The value of discussion groups among clinicians enables them to share best practice and contribute to clinical and professional development. The information generated through this project indicated that the provision of offloading for patients with diabetes and foot complications varies widely across the UK. There were examples of excellence where podiatrists were providing evidence-based practice at the point of care and using gold standard offloading as recommended in the guidelines. However, in other areas, clinicians were experiencing one or more of the challenges identified, which prevented implementation of the IWGDF recommendations, and subsequently compromised patient care.
It was decided that podiatrists can influence the standard of care in offloading by being proactive and demonstrating their knowledge, skills and expertise in this area through a checklist of actions. They should:
- Use key documents, such as the IWGDF guidelines, to highlight to key decision makers, such as clinical leads, procurement and budget holders, where evidence-based practice recommendations are not being met because of access to effective offloading devices (Bus et al, 2020)
- Budget for efficient offloading should be held in the podiatry department to allow effective, evidence-based offloading at the point of care. Be specific about what equipment is required, supporting this with clinical evidence
- Implementing common communication ways and close collaboration between the multidisciplinary team in hospital and the community have been shown to improve the level of care for the patient
- While the traditional TCC is widely recognised as best practice, the barriers to implementation are huge (time consuming, not available everywhere, skills, safety). As a consequence, effective offloading is widely not applied. There are modern technologies available that are suitable as first-line offloading methods because they are safe, easy and fast to apply, and have shown the same efficacy as traditional total contact casting. The devices can be made available by the company at the point of care
- Increase and maintain skills and confidence in offloading by investigating the opportunities offered through staff rotation, alternative placement schemes and joint training opportunities. Also consider the contribution that education programmes offered by commercial companies can provide
- Lead the patients though their journey. Engage with the patient at every opportunity to educate them and support them in managing their offloading devices.

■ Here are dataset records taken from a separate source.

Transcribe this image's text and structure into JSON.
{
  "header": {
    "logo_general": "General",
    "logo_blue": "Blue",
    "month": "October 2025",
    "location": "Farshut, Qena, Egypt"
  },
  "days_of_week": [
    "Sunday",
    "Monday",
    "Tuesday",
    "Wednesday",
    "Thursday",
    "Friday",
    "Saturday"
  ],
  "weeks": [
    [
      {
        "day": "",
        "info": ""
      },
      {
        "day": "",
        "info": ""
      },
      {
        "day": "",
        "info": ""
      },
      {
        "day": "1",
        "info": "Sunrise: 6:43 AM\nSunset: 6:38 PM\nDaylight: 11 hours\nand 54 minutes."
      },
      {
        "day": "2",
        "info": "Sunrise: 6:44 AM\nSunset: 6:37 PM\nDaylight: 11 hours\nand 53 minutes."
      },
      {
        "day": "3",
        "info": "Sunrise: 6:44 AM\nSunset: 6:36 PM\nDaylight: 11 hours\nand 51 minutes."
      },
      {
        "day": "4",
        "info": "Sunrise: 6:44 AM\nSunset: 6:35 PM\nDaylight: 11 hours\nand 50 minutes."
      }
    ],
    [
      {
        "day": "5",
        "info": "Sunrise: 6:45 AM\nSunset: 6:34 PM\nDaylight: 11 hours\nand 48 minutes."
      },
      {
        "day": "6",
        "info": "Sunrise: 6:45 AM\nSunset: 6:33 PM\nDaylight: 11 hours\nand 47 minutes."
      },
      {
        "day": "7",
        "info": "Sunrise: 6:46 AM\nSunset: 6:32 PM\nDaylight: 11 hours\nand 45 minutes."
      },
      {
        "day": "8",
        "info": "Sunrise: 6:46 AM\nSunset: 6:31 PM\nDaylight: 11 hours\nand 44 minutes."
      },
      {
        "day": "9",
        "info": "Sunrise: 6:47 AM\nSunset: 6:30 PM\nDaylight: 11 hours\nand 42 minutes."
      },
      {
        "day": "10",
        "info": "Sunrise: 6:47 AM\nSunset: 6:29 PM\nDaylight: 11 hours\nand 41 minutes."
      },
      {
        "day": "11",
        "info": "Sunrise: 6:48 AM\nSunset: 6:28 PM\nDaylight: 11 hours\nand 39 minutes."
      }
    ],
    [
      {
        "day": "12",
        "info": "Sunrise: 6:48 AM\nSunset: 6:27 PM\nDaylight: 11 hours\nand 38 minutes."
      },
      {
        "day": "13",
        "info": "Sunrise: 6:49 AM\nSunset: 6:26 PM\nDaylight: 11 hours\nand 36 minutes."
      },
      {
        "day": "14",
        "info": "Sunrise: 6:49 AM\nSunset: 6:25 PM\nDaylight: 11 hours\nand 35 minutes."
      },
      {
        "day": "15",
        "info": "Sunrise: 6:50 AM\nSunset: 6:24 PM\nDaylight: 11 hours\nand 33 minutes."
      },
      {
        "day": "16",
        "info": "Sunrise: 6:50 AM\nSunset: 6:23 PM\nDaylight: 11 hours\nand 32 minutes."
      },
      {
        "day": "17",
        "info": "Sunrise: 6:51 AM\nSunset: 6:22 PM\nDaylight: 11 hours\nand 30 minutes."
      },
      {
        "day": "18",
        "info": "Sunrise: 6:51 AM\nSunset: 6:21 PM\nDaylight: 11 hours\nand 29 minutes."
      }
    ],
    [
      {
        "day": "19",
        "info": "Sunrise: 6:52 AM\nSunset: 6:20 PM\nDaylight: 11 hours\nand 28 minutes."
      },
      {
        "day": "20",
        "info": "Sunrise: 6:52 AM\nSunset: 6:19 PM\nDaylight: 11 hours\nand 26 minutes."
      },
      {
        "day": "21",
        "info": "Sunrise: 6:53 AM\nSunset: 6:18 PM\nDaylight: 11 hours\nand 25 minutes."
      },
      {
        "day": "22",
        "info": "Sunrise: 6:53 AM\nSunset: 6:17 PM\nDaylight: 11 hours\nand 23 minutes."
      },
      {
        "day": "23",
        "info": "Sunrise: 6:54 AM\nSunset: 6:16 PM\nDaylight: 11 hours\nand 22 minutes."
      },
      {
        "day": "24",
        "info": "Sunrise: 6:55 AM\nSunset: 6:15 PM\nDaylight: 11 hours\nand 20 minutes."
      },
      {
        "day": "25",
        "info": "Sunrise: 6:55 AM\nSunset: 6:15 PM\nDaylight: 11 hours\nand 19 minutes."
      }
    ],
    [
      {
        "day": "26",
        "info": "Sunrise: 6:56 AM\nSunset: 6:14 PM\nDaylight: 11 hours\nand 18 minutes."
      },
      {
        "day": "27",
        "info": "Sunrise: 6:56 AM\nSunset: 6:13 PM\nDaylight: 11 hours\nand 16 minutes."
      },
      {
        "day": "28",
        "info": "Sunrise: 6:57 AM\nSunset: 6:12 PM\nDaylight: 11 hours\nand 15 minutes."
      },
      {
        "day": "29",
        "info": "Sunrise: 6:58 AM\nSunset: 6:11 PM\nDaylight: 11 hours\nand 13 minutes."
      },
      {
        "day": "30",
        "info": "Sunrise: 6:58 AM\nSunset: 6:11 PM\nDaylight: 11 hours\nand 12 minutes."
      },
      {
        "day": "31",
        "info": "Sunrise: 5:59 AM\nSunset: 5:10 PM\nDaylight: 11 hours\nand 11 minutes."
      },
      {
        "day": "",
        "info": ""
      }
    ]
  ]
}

Effective offloading is an essential and non-negotiable part of the management of the patients with diabetes and foot ulcers. It is a skill that is part of clinical practice within podiatry and supported by national and international guidelines.
The COVID-19 pandemic has caused major disruption to existing services and had an impact on patient care. Access to hospital services has been reduced, which has affected multidisciplinary team clinics and access to plaster room for application and removal of offloading systems.
In response, community podiatry services have had to make several changes. These include virtual consultations, the frontline of the multidisciplinary team moving towards the community and podiatrists having to step up in clinical decision-making to meet this challenge. It is important that access to effective offloading is not compromised, and that the expertise and budget for this essential part of diabetic foot management is available in primary care.
The opportunity provided by the discussion groups enabled clinicians to identify key barriers to effective offloading and exchange best practice with their colleagues. This was considered a valuable exercise in supporting them through a period of unprecedented challenges to clinical practice and provided them with new ideas or support to make changes to improve patient care.